Goで爬虫類goquery使用

6938 ワード

golang

仕事の内容の需要に応じて、2つのウェブサイトのデータ(どんなウェブサイトなのかは、ここでは明らかにしないで、ははは、ipを発見されることを恐れて)、これらのデータは定期的に更新されています.バックエンドのすべてのサービスはgoで書かれているので、pythonを使うつもりはありません.やはりgoでこのニーズを完成させたいと思っています.githubで探してみると、goqueryという爬虫類のバッグを使う人が多いことに気づきました.5000人以上のstar、そしてBSDオープンソースプロトコルで、ためらうことなく持ってきました.
まず、go gethttps://github.com/PuerkitoBio/goquery
次に、この2つのサイトのDOMレイアウトを分析すると、やはり登りやすいことがわかりました.
まずgoqueryの一般的な使い方を教えてください.
DocumentはHTMLドキュメントを表し、

type Document struct {
    *Selection  
    Url      *url.URL
    rootNode *html.Node
    }

DocumentはSelectionタイプを継承するため、DocumentはSelectionタイプのメソッドを直接使用することができます.Selectionはdomノードの集合に対応しています

type Selection struct {
    Nodes    []*html.Node
    document *Document
    prevSel  *Selection
}

urlによる初期化

  func NewDocument(url string) (*Document, error) {
   // Load the URL
   res, e := http.Get(url)  
   if e != nil {
      return nil, e
   }
   return NewDocumentFromResponse(res)
}

ページ解析の最も重要な最も核心的な方法であるSelectionタイプが提供する方法
1)類似関数の位置操作

Eq(index int)*Selection//インデックスに基づいてノードセット

を取得

First()*Selection//第1サブノードセット

を取得

Last()*Selection//最後のサブノードセット

を取得

Next()*Selection//次の兄弟ノードセット

を取得

Next All()*Selection//後のすべての兄弟ノードセット

を取得

Prev(*Selection//前の兄弟ノードセット

Get(index int) *html.Node//インデックスに基づいてノード

を取得

Index()int//選択対象の最初の要素の位置

を返します.

Slice(start,end int)*Selection//サブノードセット

を開始位置から取得
2)選択したノードをループする

Each(f func(int,*Selection)*Selection//

遍歴

EachWithBreak(f func(int,*Selection)bool)*Selection//

を中断可能

Map(f func(int,*Selection)string)(result[]string)/文字列配列

を返す
3)ノード属性値の検出または取得

Attr()、RemoveAttr()、SetAttr()/取得、削除、属性の値

を設定

AddClass(), HasClass(), RemoveClass(), ToggleClass()

Html()/このノードのhtml

を取得

Length()/このSelectionを返す要素の個数

Text()/このノードのテキスト値

を取得
4)ドキュメントツリー間を飛び回る(よく使われるノードの検索方法)

Children()/selectionの各ノードの下の子供ノード

に戻る

Contents()/現在のノードの下にあるすべてのノード

を取得

Find()/現在一致する要素を検索

Next()/次の要素

Prev()/前の要素

説明が終わり、使用を開始します.
最初のWebサイト:

doc, err := goquery.NewDocument(url)
    if err != nil {
        logger.Error("get document error:", err)
        return
    }
    doc.Find(".first").EachWithBreak(func(i int, s *goquery.Selection) bool {
        //d := s.Eq(0).Find("td")//  first tr         td   
        //fmt.Println(s.Children().Text())

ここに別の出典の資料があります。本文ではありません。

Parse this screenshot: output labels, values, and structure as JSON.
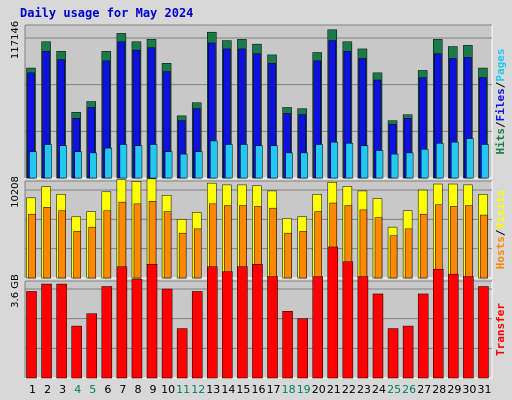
{
  "title": "Daily usage for May 2024",
  "colors": {
    "hits": "#1a7a4a",
    "files": "#1010e0",
    "pages": "#22c8f0",
    "visits": "#ffff00",
    "hosts": "#ff8800",
    "transfer": "#ff0000",
    "weekend": "#008060",
    "weekday": "#000000"
  },
  "chart_data": [
    {
      "type": "bar",
      "panel": "top",
      "ylabel_max": "117146",
      "ymax": 117146,
      "right_label_parts": [
        {
          "text": "Hits",
          "color": "#1a7a4a"
        },
        {
          "text": "/",
          "color": "#000000"
        },
        {
          "text": "Files",
          "color": "#1010e0"
        },
        {
          "text": "/",
          "color": "#000000"
        },
        {
          "text": "Pages",
          "color": "#22c8f0"
        }
      ],
      "series": [
        {
          "name": "Hits",
          "values": [
            92000,
            114000,
            106000,
            55000,
            64000,
            106000,
            121000,
            114000,
            116000,
            96000,
            52000,
            63000,
            122000,
            115000,
            116000,
            112000,
            103000,
            59000,
            58000,
            105000,
            124000,
            114000,
            108000,
            88000,
            48000,
            53000,
            90000,
            116000,
            110000,
            111000,
            92000
          ]
        },
        {
          "name": "Files",
          "values": [
            88000,
            106000,
            99000,
            50000,
            59000,
            98000,
            114000,
            107000,
            109000,
            89000,
            48000,
            58000,
            113000,
            108000,
            108000,
            104000,
            96000,
            54000,
            53000,
            98000,
            115000,
            106000,
            100000,
            82000,
            45000,
            50000,
            84000,
            104000,
            100000,
            101000,
            84000
          ]
        },
        {
          "name": "Pages",
          "values": [
            22000,
            28000,
            27000,
            22000,
            21000,
            25000,
            28000,
            27000,
            28000,
            22000,
            20000,
            22000,
            31000,
            28000,
            28000,
            27000,
            27000,
            21000,
            21000,
            28000,
            30000,
            29000,
            27000,
            23000,
            20000,
            21000,
            24000,
            29000,
            30000,
            33000,
            28000
          ]
        }
      ]
    },
    {
      "type": "bar",
      "panel": "middle",
      "ylabel_max": "10208",
      "ymax": 10208,
      "right_label_parts": [
        {
          "text": "Hosts",
          "color": "#ff8800"
        },
        {
          "text": "/",
          "color": "#000000"
        },
        {
          "text": "Visits",
          "color": "#ffff00"
        }
      ],
      "series": [
        {
          "name": "Visits",
          "values": [
            9300,
            10600,
            9700,
            7100,
            7700,
            10000,
            11400,
            11200,
            11500,
            9600,
            6800,
            7600,
            11000,
            10800,
            10800,
            10700,
            10100,
            6900,
            7100,
            9700,
            11100,
            10600,
            10100,
            9200,
            5900,
            7800,
            10200,
            10900,
            10900,
            10800,
            9700
          ]
        },
        {
          "name": "Hosts",
          "values": [
            7400,
            8200,
            7800,
            5400,
            5900,
            7800,
            8800,
            8600,
            8900,
            7700,
            5200,
            5700,
            8600,
            8400,
            8400,
            8300,
            8100,
            5200,
            5400,
            7700,
            8700,
            8400,
            7900,
            7000,
            4900,
            5700,
            7400,
            8500,
            8300,
            8400,
            7300
          ]
        }
      ]
    },
    {
      "type": "bar",
      "panel": "bottom",
      "ylabel_max": "3.6 GB",
      "ymax": 3.6,
      "right_label_parts": [
        {
          "text": "Transfer",
          "color": "#ff0000"
        }
      ],
      "series": [
        {
          "name": "Transfer",
          "values": [
            3.5,
            3.8,
            3.8,
            2.1,
            2.6,
            3.7,
            4.5,
            4.0,
            4.6,
            3.6,
            2.0,
            3.5,
            4.5,
            4.3,
            4.5,
            4.6,
            4.1,
            2.7,
            2.4,
            4.1,
            5.3,
            4.7,
            4.1,
            3.4,
            2.0,
            2.1,
            3.4,
            4.4,
            4.2,
            4.1,
            3.7
          ]
        }
      ]
    }
  ],
  "days": [
    "1",
    "2",
    "3",
    "4",
    "5",
    "6",
    "7",
    "8",
    "9",
    "10",
    "11",
    "12",
    "13",
    "14",
    "15",
    "16",
    "17",
    "18",
    "19",
    "20",
    "21",
    "22",
    "23",
    "24",
    "25",
    "26",
    "27",
    "28",
    "29",
    "30",
    "31"
  ],
  "weekend_days": [
    4,
    5,
    11,
    12,
    18,
    19,
    25,
    26
  ]
}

        //      ，      ，    EachWithBreak
        s.Children().EachWithBreak(func(j int, selection *goquery.Selection) bool {
            //fmt.Println(selection.Text())

            //    
            str := selection.Text()
            currencyIndexList = append(currencyIndexList, util.FindNumbers(str))
            if j == 5 {
                return false
            }
            return true
        })

        if i == 0 {
            return false
        }
        return true

    })
    return

2つ目のサイト

doc, err := goquery.NewDocument(url + "?name=" + value)
        if err != nil {
            logger.Error("get document error:", err)
            return
        }
        var priceList []string
        doc.Find(".SPD_main").Children().EachWithBreak(func(i int, s *goquery.Selection) bool {
            s.Children().EachWithBreak(func(j int, selection *goquery.Selection) bool {

                tr := selection.Children().First().Next()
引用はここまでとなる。